From Screen to Street: Vocal and Lexical Appropriation from Hausa-Dubbed Indian Films in Adolescent Peer Interaction in Northern Nigeria
Keywords:
Hausa-dubbed films; adolescent speech; vocal appropriation; prosody; youth language; sociolinguistics; media influence; NigeriaAbstract
This study investigates how adolescents in the Taraba North Senatorial Zone of Nigeria appropriate vocal and lexical features from Hausa-dubbed Indian films into their everyday peer communication. While existing research on media influence has predominantly focused on behavioral outcomes, visual representation, and lexical borrowing, comparatively little attention has been paid to the recontextualization of media speech, particularly vocal texture, prosody, and stylized lexicon, within adolescent peer networks. Employing a mixed qualitative–computational design, the study draws on ethnographic observation, semi-structured interviews, assisted computational analysis of speech patterns, and Manual Diction and Lexicon Technique (MDLT) annotation to document how adolescents selectively imitate, modify, and stabilize heroic, villainous, and comic speech styles encountered in dubbed cinema. Findings reveal that film-derived vocal features, including timbre, pitch, cadence, and rhythm, alongside non-standard lexical items, function as semiotic resources that adolescents deploy to negotiate peer hierarchy, perform toughness, signal group affiliation, and manage symbolic aggression. These practices are especially salient in informal peer-dominated spaces where adult oversight is limited.
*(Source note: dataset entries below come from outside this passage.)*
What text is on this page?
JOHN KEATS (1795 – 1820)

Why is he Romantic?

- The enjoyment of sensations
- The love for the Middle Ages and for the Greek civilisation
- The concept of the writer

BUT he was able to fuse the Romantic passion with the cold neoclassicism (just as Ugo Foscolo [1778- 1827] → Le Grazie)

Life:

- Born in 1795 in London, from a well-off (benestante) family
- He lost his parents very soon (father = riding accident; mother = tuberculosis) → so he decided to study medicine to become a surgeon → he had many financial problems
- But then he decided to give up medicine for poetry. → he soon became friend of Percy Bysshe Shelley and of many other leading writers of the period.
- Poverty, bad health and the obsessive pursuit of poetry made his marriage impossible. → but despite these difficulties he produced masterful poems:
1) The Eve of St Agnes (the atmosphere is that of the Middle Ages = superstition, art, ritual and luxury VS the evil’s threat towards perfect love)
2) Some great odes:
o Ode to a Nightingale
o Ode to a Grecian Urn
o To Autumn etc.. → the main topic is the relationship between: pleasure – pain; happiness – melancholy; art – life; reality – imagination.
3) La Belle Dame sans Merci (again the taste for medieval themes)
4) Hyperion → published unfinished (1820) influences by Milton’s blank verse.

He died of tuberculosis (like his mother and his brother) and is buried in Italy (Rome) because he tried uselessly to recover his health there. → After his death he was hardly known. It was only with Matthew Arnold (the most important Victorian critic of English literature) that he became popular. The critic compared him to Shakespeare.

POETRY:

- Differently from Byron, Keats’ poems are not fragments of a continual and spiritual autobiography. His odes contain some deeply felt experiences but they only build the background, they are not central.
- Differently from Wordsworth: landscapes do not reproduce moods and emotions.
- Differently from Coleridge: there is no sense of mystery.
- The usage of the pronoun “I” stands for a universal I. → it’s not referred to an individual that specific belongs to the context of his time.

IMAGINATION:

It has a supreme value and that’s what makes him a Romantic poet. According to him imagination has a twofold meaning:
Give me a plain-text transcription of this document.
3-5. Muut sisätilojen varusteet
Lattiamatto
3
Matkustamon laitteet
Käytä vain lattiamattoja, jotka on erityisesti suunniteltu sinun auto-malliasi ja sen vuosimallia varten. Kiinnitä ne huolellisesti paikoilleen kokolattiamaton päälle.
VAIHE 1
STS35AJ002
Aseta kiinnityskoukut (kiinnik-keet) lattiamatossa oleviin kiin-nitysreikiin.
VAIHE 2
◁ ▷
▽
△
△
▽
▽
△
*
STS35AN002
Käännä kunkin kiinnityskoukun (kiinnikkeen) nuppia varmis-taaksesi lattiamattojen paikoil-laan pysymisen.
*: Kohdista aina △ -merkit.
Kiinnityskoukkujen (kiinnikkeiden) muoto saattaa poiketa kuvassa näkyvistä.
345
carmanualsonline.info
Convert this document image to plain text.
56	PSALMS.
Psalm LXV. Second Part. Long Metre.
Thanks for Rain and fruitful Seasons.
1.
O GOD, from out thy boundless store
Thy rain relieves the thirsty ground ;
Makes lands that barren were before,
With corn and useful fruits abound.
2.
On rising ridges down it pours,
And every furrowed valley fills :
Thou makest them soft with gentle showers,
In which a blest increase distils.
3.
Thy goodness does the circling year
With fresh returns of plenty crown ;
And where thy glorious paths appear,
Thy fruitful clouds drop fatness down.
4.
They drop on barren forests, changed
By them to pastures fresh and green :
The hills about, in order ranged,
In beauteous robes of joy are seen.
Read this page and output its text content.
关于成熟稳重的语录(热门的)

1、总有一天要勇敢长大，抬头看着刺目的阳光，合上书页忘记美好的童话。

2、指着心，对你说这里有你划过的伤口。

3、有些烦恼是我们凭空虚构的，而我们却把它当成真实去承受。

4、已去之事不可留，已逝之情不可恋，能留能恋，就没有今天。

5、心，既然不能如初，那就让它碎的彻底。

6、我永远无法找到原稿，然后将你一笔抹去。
The study advances the Vocal Influence–Appropriation Model (VIAM) as a heuristic framework for tracing the trajectory from media exposure to socially embedded linguistic practice, highlighting the staged process of exposure, imitation, and contextual appropriation. By foregrounding voice and prosody as performative and indexical resources, the research contributes to youth sociolinguistics, media studies, and African media scholarship, demonstrating that media influence operates not only through content but through the embodied and vocalized forms of speech that structure social meaning in adolescent peer interaction.